Navajo weavers had problems with the short-haired fleeces. Yarn spun the old way split and broke, and the greasier fleeces had to be washed many times. The oils in the wool kept dyes from being absorbed. Weavers were forced to go off the reservation to buy expensive manufactured wool. The commercially dyed, machine spun yarn profoundly changed the character of Navajo textiles.
SPINNING: The Navajo technique of spinning involves a simple spindle stick and whorl, about 12" long. The base of the spindle is seated on the ground with the shaft twirled on the thigh with one hand while the other regulates thickness of the fiber Fiber thickness determines the ultimate strength and weight of the rug. Two spinnings are usually required to produce weft yarns. Additional respinnings produce finer and finer threads.
The early Navajo obtained lathering soap from roots of the broad-leaved yucca, mainly Yucca baccata in central Navajo country, and from the narrow leaved yuccas, such as Yucca glauca and Yucca standleyi. Both are used fresh or dried and may be gathered at any season of the year. The broad leaved yucca is the stronger and more desirable of the two.
Many weavers now choose machine-carded, chemically dyed, prespun skeins of yarn for consistency in weight and color.
WARPING THE LOOM:
The warp is one continuous strand that is wound in a figure eight pattern at approximately 1/4" intervals around the cross pieces. Constant tension of the warp is maintained as the strand is passed over the cross piece on the outside and returned under the cross piece on the inside, thus creating warp pairs. The two figure eight patterns created are called sheds, established by the insertion and tieing of two sticks, called shed rods, into the warp pattern. During actual weaving, manipulation of the shed rods creates the needed spaces for passing of the weft threads. To secure their equally spaced position on the cross piece, the warp is then edged off by a twining cord to form a stabilizing top and bottom border.
When the entire warp is strung and secured, the warp frame is dismantled and the warp is transferred and mounted on the permanent upright loom bellyaching the warp cross piece, now referred to as the warp beam (upper) and the web beam (lower), with a lightweight rope. The warp beam is actually attached to another dowel, called the stick, that can be rope lowered or raised to desired heights. The shed rods are then untied, but not removed.The warp is straightened within the loom frame and a desired tension is applied to make the entire harness a taut unit.
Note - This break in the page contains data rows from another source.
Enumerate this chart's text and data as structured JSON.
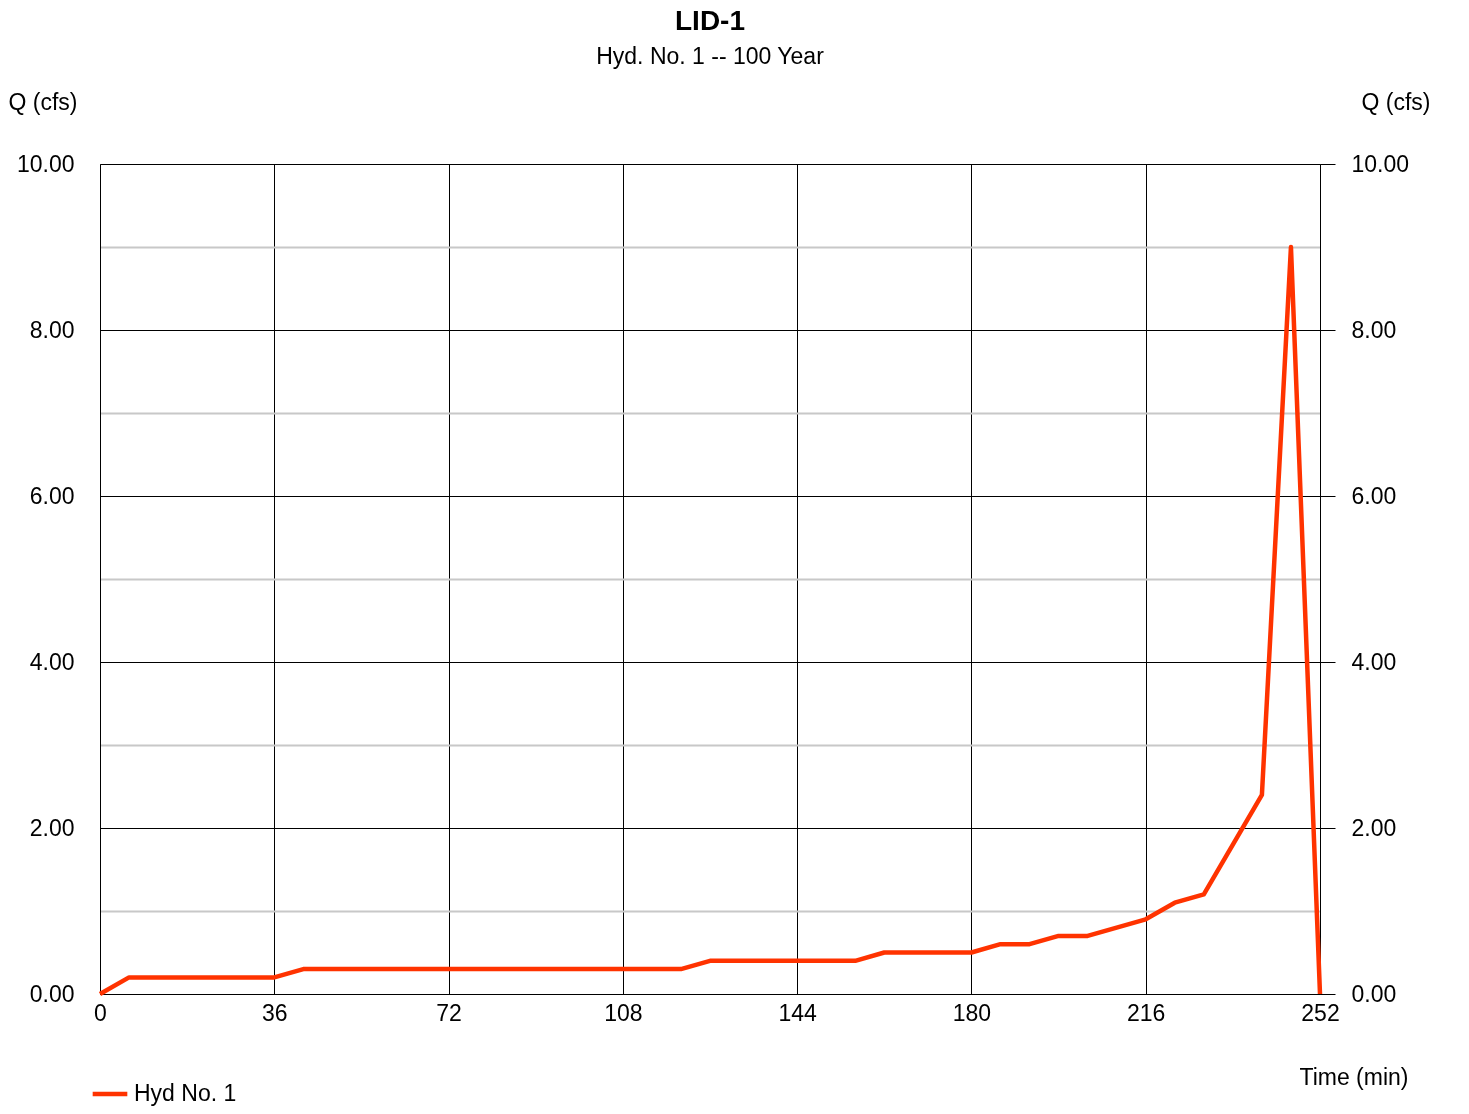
{
  "chart_data": {
    "type": "line",
    "title": "LID-1",
    "subtitle": "Hyd. No. 1 -- 100 Year",
    "xlabel": "Time (min)",
    "ylabel": "Q (cfs)",
    "y2label": "Q (cfs)",
    "x": [
      0,
      6,
      36,
      42,
      120,
      126,
      156,
      162,
      180,
      186,
      192,
      198,
      204,
      216,
      222,
      228,
      240,
      246,
      252
    ],
    "series": [
      {
        "name": "Hyd No. 1",
        "color": "#ff3300",
        "values": [
          0,
          0.2,
          0.2,
          0.3,
          0.3,
          0.4,
          0.4,
          0.5,
          0.5,
          0.6,
          0.6,
          0.7,
          0.7,
          0.9,
          1.1,
          1.2,
          2.4,
          9.0,
          0
        ]
      }
    ],
    "xlim": [
      0,
      252
    ],
    "xticks": [
      0,
      36,
      72,
      108,
      144,
      180,
      216,
      252
    ],
    "ylim": [
      0,
      10
    ],
    "yticks": [
      {
        "value": 0,
        "label": "0.00"
      },
      {
        "value": 1,
        "label": null
      },
      {
        "value": 2,
        "label": "2.00"
      },
      {
        "value": 3,
        "label": null
      },
      {
        "value": 4,
        "label": "4.00"
      },
      {
        "value": 5,
        "label": null
      },
      {
        "value": 6,
        "label": "6.00"
      },
      {
        "value": 7,
        "label": null
      },
      {
        "value": 8,
        "label": "8.00"
      },
      {
        "value": 9,
        "label": null
      },
      {
        "value": 10,
        "label": "10.00"
      }
    ],
    "y2lim": [
      0,
      10
    ],
    "y2ticks": [
      {
        "value": 0,
        "label": "0.00"
      },
      {
        "value": 2,
        "label": "2.00"
      },
      {
        "value": 4,
        "label": "4.00"
      },
      {
        "value": 6,
        "label": "6.00"
      },
      {
        "value": 8,
        "label": "8.00"
      },
      {
        "value": 10,
        "label": "10.00"
      }
    ],
    "grid": true,
    "legend": "bottom left",
    "marker": "none",
    "line_style": "solid"
  }
}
DESIGNS: Traditional Navajo designs have been handed down from one generation to another. Repetition of colors and basic motifs is often characteristic of a weaving family or region. In the classic period, rugs were sold at the trading post nearest the weaver's home. According to experts,a good to average weaver can accomplish approximately one square foot of weave per day.
(Above chart compiled by Garlands and Wide Ruins Trading Post, August,1973).
It is understandable that at an average of $2.58 per hour (and many are woven for a lot less), the weaving of a Navajo rug is hard work for the money. The cost is justified. The current price varies considerably from one rug style to another.